Ok, this is blog request #1, and I'm hoping to get some more to help people learn a little :). I knew mainly what I was going to talk about here, but thought I'd type into Google "How to get rid of stubborn belly fat". Some of the articles I found were filled with a bunch of BS and then tried to sell you some magic drug, others were filled with some more BS and tried to sell some ab machine thing, and some were actually written by people who knew what they're talking about were based on studies, and were helpful.
I guess I'll start off by depressing everyone when I say that there's really not a good way to just target belly fat and make it magically disappear (or other localized fat like those nice deposits on my upper thighs...); that's what liposuction is for. Didn't you ever notice all of those 5'8" 20 something year olds that weigh 120 on Dr. 90210 that have 1 area on their bodies that still has fat? That's proof you can't really spot train well by yourself. Anyway, I degress.

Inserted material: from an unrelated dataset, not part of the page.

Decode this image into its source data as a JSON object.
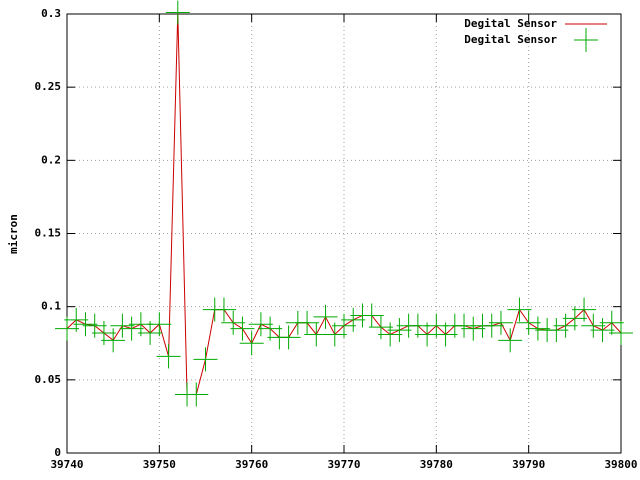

So those expensive ab things on TV, regular ab crunches, crazy amounts of cardio a day, etc are not going to help you. The only thing that the ab machines and crunches are going to do is tone / strengthen your underlying ab muscles which in some cases may even make your abs stick out more. Also, lots of cardio at the same intensity may even burn some of your muscle off, which obviously isn't good since the more muscle you have, the more fat you burn during the day.
The secret to losing "belly fat" or other areas of fat is to reduce the overall fat in your body. By reducing your overall fat, you'll lose it in the problem areas as well. The best way to reduce fat is to get on a healthy diet (i.e. no simple carbs, minimal sugar, none of those pre-packaged food things, and an increase in protein), full body strength training, and interval training. Make yourself get on a plan that you can stick to (no one is going to stick to a super strict diet forever) and just slowly try to take a few things out like sugars and starches and try to replace it with something healthier with some more protein. For example, instead of eating that donut, try a couple lightly salted rice cakes with a couple teaspoons of peanut butter, or even try the protein pudding recipe in my forum (I've found the brand / flavor is really the key here... I've had luck with Designer Whey - Chocolate Peanut Caramel, and Pure Protein - Chocolate). It's good for a post-workout snack. Also, remember to add more lean protein / vegetables instead of that Wendy's cheeseburger.
For your workout, instead of doing so much cardio, try to add some more strength training and try to hit every muscle group at least 2x/week. To really work on your mid-section, do some core training instead of just ab exercises. It will really target all the muscles around the middle of your body including the deeper ones that will help improve your posture, hold your belly in, and make you look slimmer. One trick to make your mid-section look smaller is to work on your shoulders to get them bigger. This will have a visual slimming effect. When you do your cardio, instead of spending 60 minutes at the same intensity, try intervals where you do moderate intensity for 2-3 minutes, then high intensity for 1 minute and repeat. This will keep your body guessing and will help get you in better shape, and you can even cut down your overall cardio time as well to work in that strength training. Good luck!... It's a tough one.